Sebagaimana dikutip dari Herbert dalam Yuniarti (2018), penarikan itu merupakan satu bentuk protes IPKI atas ketidakmampuan pemerintah dalam mengatasi berbagai pemberontakan. Di samping itu, IPKI juga menyerukan agar kabinet dibubarkan dan digantikan oleh Mohammad Hatta.
Ketika konstituante dianggap tidak becus menjalankan tugasnya, pada 1959 IPKI menyerukan untuk kembali kepada Undang-Undang Dasar 1945. Setelah itu, pada Juni 1959 IPKI membentuk Front untuk Pertahanan Pancasila.

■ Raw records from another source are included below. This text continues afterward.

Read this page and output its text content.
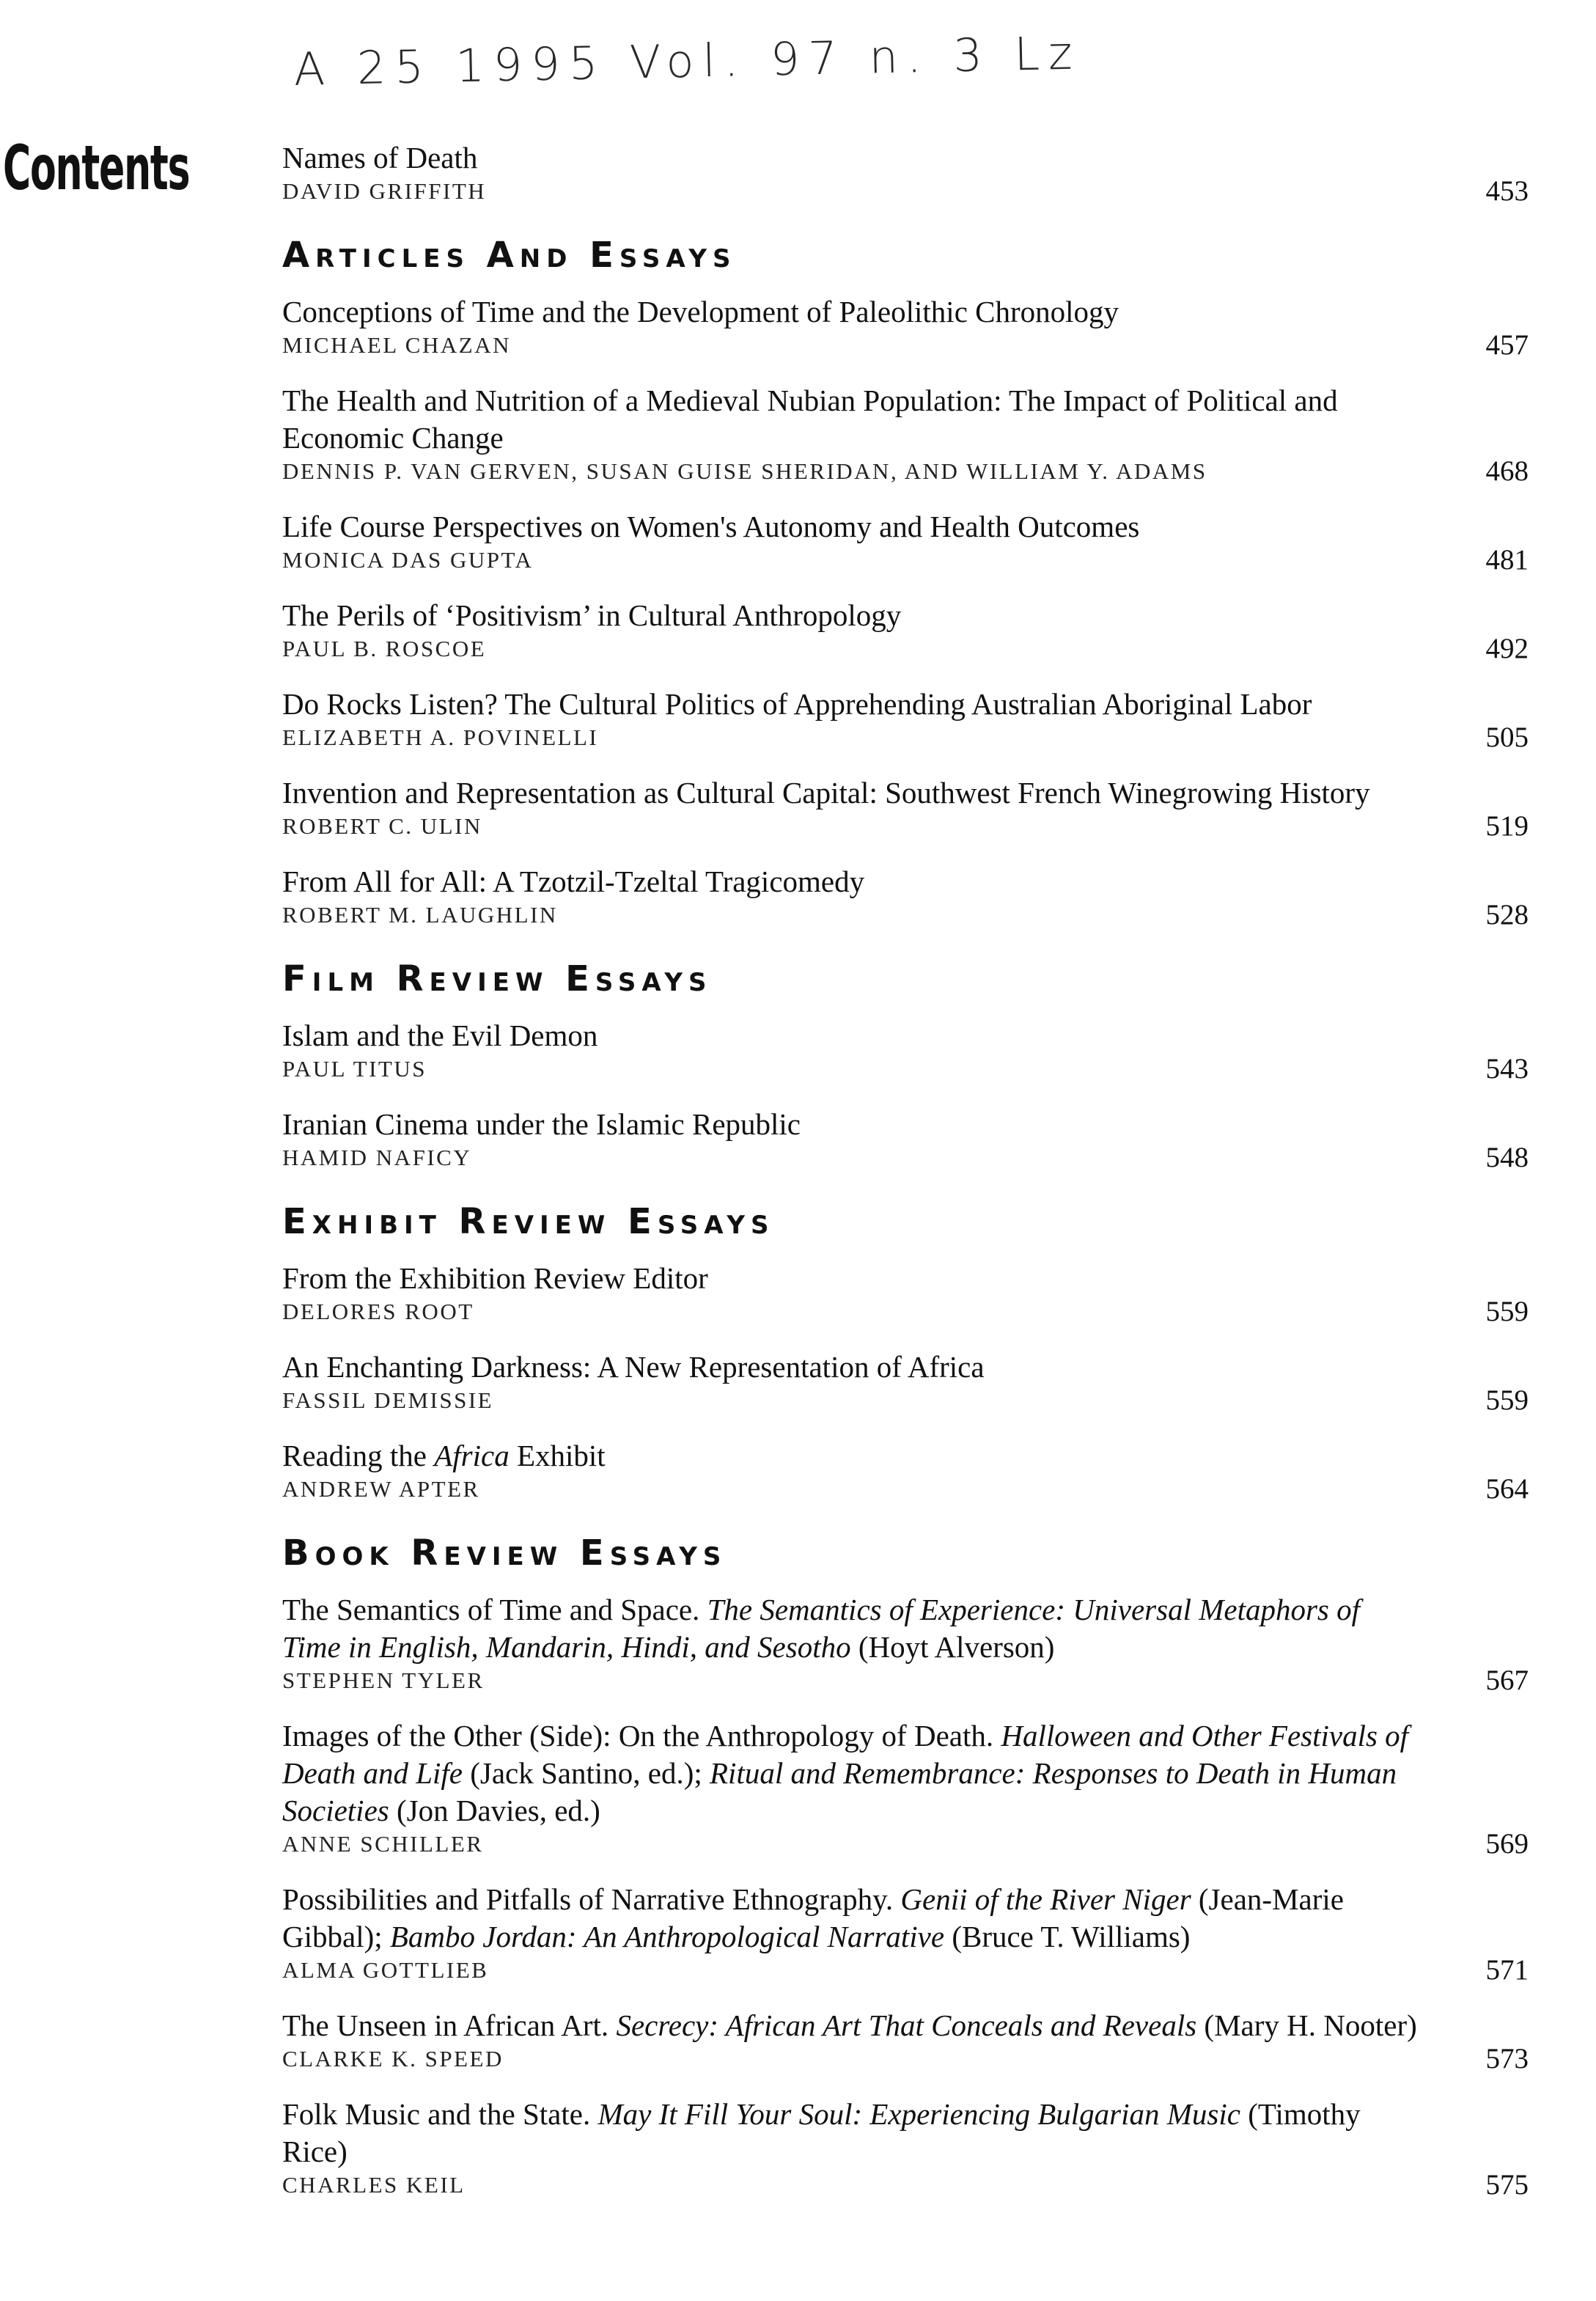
A 25 1995 Vol. 97 n. 3 Lz
Contents	Names of Death
DAVID GRIFFITH	453
ARTICLES AND ESSAYS
Conceptions of Time and the Development of Paleolithic Chronology
MICHAEL CHAZAN	457
The Health and Nutrition of a Medieval Nubian Population: The Impact of Political and Economic Change
DENNIS P. VAN GERVEN, SUSAN GUISE SHERIDAN, AND WILLIAM Y. ADAMS	468
Life Course Perspectives on Women's Autonomy and Health Outcomes
MONICA DAS GUPTA	481
The Perils of ‘Positivism’ in Cultural Anthropology
PAUL B. ROSCOE	492
Do Rocks Listen? The Cultural Politics of Apprehending Australian Aboriginal Labor
ELIZABETH A. POVINELLI	505
Invention and Representation as Cultural Capital: Southwest French Winegrowing History
ROBERT C. ULIN	519
From All for All: A Tzotzil-Tzeltal Tragicomedy
ROBERT M. LAUGHLIN	528
FILM REVIEW ESSAYS
Islam and the Evil Demon
PAUL TITUS	543
Iranian Cinema under the Islamic Republic
HAMID NAFICY	548
EXHIBIT REVIEW ESSAYS
From the Exhibition Review Editor
DELORES ROOT	559
An Enchanting Darkness: A New Representation of Africa
FASSIL DEMISSIE	559
Reading the Africa Exhibit
ANDREW APTER	564
BOOK REVIEW ESSAYS
The Semantics of Time and Space. The Semantics of Experience: Universal Metaphors of Time in English, Mandarin, Hindi, and Sesotho (Hoyt Alverson)
STEPHEN TYLER	567
Images of the Other (Side): On the Anthropology of Death. Halloween and Other Festivals of Death and Life (Jack Santino, ed.); Ritual and Remembrance: Responses to Death in Human Societies (Jon Davies, ed.)
ANNE SCHILLER	569
Possibilities and Pitfalls of Narrative Ethnography. Genii of the River Niger (Jean-Marie Gibbal); Bambo Jordan: An Anthropological Narrative (Bruce T. Williams)
ALMA GOTTLIEB	571
The Unseen in African Art. Secrecy: African Art That Conceals and Reveals (Mary H. Nooter)
CLARKE K. SPEED	573
Folk Music and the State. May It Fill Your Soul: Experiencing Bulgarian Music (Timothy Rice)
CHARLES KEIL	575
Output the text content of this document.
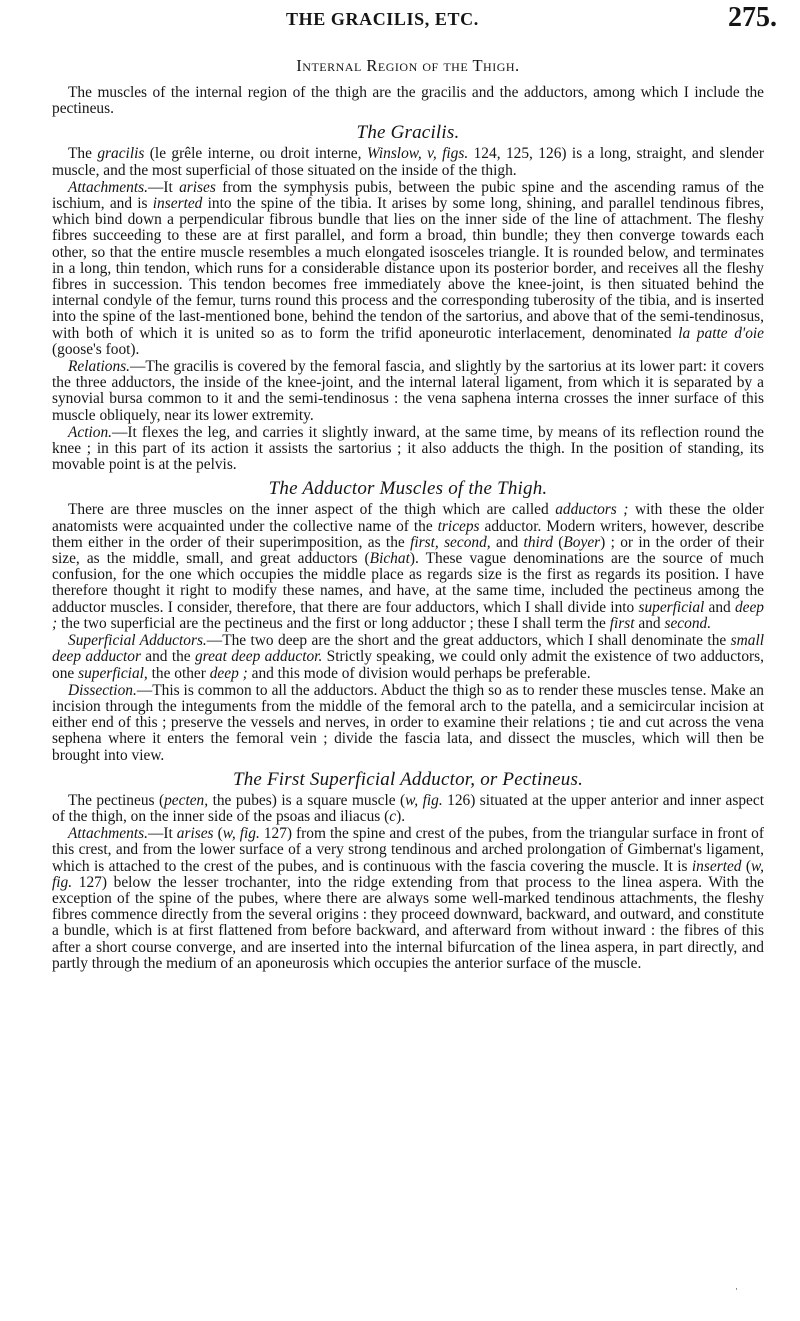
THE GRACILIS, ETC.	275.
Internal Region of the Thigh.

The muscles of the internal region of the thigh are the gracilis and the adductors, among which I include the pectineus.

The Gracilis.

The gracilis (le grêle interne, ou droit interne, Winslow, v, figs. 124, 125, 126) is a long, straight, and slender muscle, and the most superficial of those situated on the inside of the thigh.

Attachments.—It arises from the symphysis pubis, between the pubic spine and the ascending ramus of the ischium, and is inserted into the spine of the tibia. It arises by some long, shining, and parallel tendinous fibres, which bind down a perpendicular fibrous bundle that lies on the inner side of the line of attachment. The fleshy fibres succeeding to these are at first parallel, and form a broad, thin bundle; they then converge towards each other, so that the entire muscle resembles a much elongated isosceles triangle. It is rounded below, and terminates in a long, thin tendon, which runs for a considerable distance upon its posterior border, and receives all the fleshy fibres in succession. This tendon becomes free immediately above the knee-joint, is then situated behind the internal condyle of the femur, turns round this process and the corresponding tuberosity of the tibia, and is inserted into the spine of the last-mentioned bone, behind the tendon of the sartorius, and above that of the semi-tendinosus, with both of which it is united so as to form the trifid aponeurotic interlacement, denominated la patte d'oie (goose's foot).

Relations.—The gracilis is covered by the femoral fascia, and slightly by the sartorius at its lower part: it covers the three adductors, the inside of the knee-joint, and the internal lateral ligament, from which it is separated by a synovial bursa common to it and the semi-tendinosus : the vena saphena interna crosses the inner surface of this muscle obliquely, near its lower extremity.

Action.—It flexes the leg, and carries it slightly inward, at the same time, by means of its reflection round the knee ; in this part of its action it assists the sartorius ; it also adducts the thigh. In the position of standing, its movable point is at the pelvis.

The Adductor Muscles of the Thigh.

There are three muscles on the inner aspect of the thigh which are called adductors ; with these the older anatomists were acquainted under the collective name of the triceps adductor. Modern writers, however, describe them either in the order of their superimposition, as the first, second, and third (Boyer) ; or in the order of their size, as the middle, small, and great adductors (Bichat). These vague denominations are the source of much confusion, for the one which occupies the middle place as regards size is the first as regards its position. I have therefore thought it right to modify these names, and have, at the same time, included the pectineus among the adductor muscles. I consider, therefore, that there are four adductors, which I shall divide into superficial and deep ; the two superficial are the pectineus and the first or long adductor ; these I shall term the first and second.

Superficial Adductors.—The two deep are the short and the great adductors, which I shall denominate the small deep adductor and the great deep adductor. Strictly speaking, we could only admit the existence of two adductors, one superficial, the other deep ; and this mode of division would perhaps be preferable.

Dissection.—This is common to all the adductors. Abduct the thigh so as to render these muscles tense. Make an incision through the integuments from the middle of the femoral arch to the patella, and a semicircular incision at either end of this ; preserve the vessels and nerves, in order to examine their relations ; tie and cut across the vena sephena where it enters the femoral vein ; divide the fascia lata, and dissect the muscles, which will then be brought into view.

The First Superficial Adductor, or Pectineus.

The pectineus (pecten, the pubes) is a square muscle (w, fig. 126) situated at the upper anterior and inner aspect of the thigh, on the inner side of the psoas and iliacus (c).

Attachments.—It arises (w, fig. 127) from the spine and crest of the pubes, from the triangular surface in front of this crest, and from the lower surface of a very strong tendinous and arched prolongation of Gimbernat's ligament, which is attached to the crest of the pubes, and is continuous with the fascia covering the muscle. It is inserted (w, fig. 127) below the lesser trochanter, into the ridge extending from that process to the linea aspera. With the exception of the spine of the pubes, where there are always some well-marked tendinous attachments, the fleshy fibres commence directly from the several origins : they proceed downward, backward, and outward, and constitute a bundle, which is at first flattened from before backward, and afterward from without inward : the fibres of this after a short course converge, and are inserted into the internal bifurcation of the linea aspera, in part directly, and partly through the medium of an aponeurosis which occupies the anterior surface of the muscle.

·
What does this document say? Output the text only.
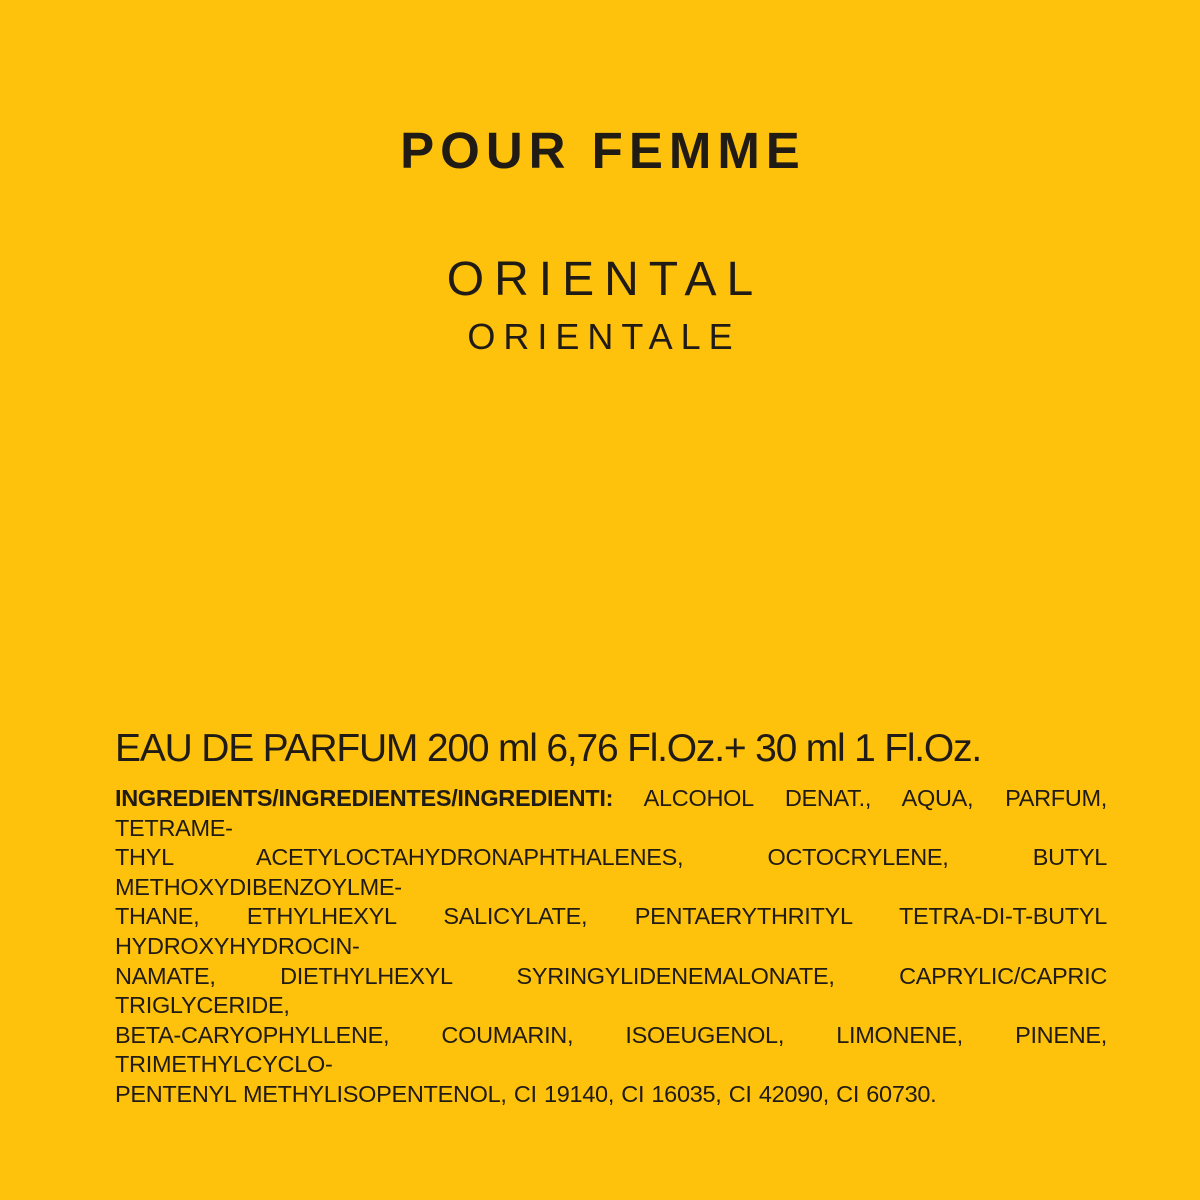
POUR FEMME
ORIENTAL
ORIENTALE
EAU DE PARFUM 200 ml 6,76 Fl.Oz.+ 30 ml 1 Fl.Oz.
INGREDIENTS/INGREDIENTES/INGREDIENTI: ALCOHOL DENAT., AQUA, PARFUM, TETRAME-
THYL ACETYLOCTAHYDRONAPHTHALENES, OCTOCRYLENE, BUTYL METHOXYDIBENZOYLME-
THANE, ETHYLHEXYL SALICYLATE, PENTAERYTHRITYL TETRA-DI-T-BUTYL HYDROXYHYDROCIN-
NAMATE, DIETHYLHEXYL SYRINGYLIDENEMALONATE, CAPRYLIC/CAPRIC TRIGLYCERIDE,
BETA-CARYOPHYLLENE, COUMARIN, ISOEUGENOL, LIMONENE, PINENE, TRIMETHYLCYCLO-
PENTENYL METHYLISOPENTENOL, CI 19140, CI 16035, CI 42090, CI 60730.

IPKI juga mengajak 17 partai kecil untuk memboikot Mahkamah Agung. Selanjutnya, ketika Demokrasi Terpimpin berlanjut, IPKI mulai menentang Soekarno, dan pada 1966 IPKI bergabung dengan sekelompok partai yang menyerukan tatanan politik baru.
Setelah pucuk pemerintahan berpindah ke tangan Jenderal Soeharto, IPKI masih eksis dalam dunia politik Indonesia. Pada 1971, IPKI dipimpin Hashim Ning, seorang pengusaha nasional yang bekas pejuang kemerdekaan. Ketika pemilu tahun 1971 digelar, IPKI kembali mencoba peruntungan.
Sayangnya, hasil pemilu itu tidak membuat IPKI lebih baik. Malah perolehan suaranya pun menurun. Ketika itu IPKI hanya memperoleh 38.403 suara atau sekitar 0.61 persen saja.
Selanjutnya, karena tak mampu bersaing dengan Golongan Karya (Golkar) di era Soeharto, IPKI meleburkan diri ke dalam Partai Demokrasi Indonesia (PDI), sehingga nasib partai IPKI hanya tinggal cerita dalam sejarah politik Indonesia.
Referensi
Matanasi, Petrik. (2019). “Membandingkan IPKI dan PKPI: Dua Partai Bentukan Tentara yang Memble”. Diakses dari tirto.id pada Sabtu 21 November, pukul 01.02 WIB.
Sundhaussen, Ulf. (1986). Politik Militer Indonesia 1945-1967: Menuju Dwi Fungsi ABRI. Terj.Hasan Basari. Jakarta: LP3ES.
Tim Kontras. (2005). Politik Militer Dalam Transisi Demokrasi Indonesia. Jakarta: Kontras.
Yanuarti, Sri. (2018). “Militer dan Pemilu-Pemilu Di Indonesia” dalam Jurnal Penelitian Politik Vol. 15 No. 2, Desember 2018 Hal. 233-248. Jakarta: Lembaga Ilmu Pengetahuan Indonesia (LIPI).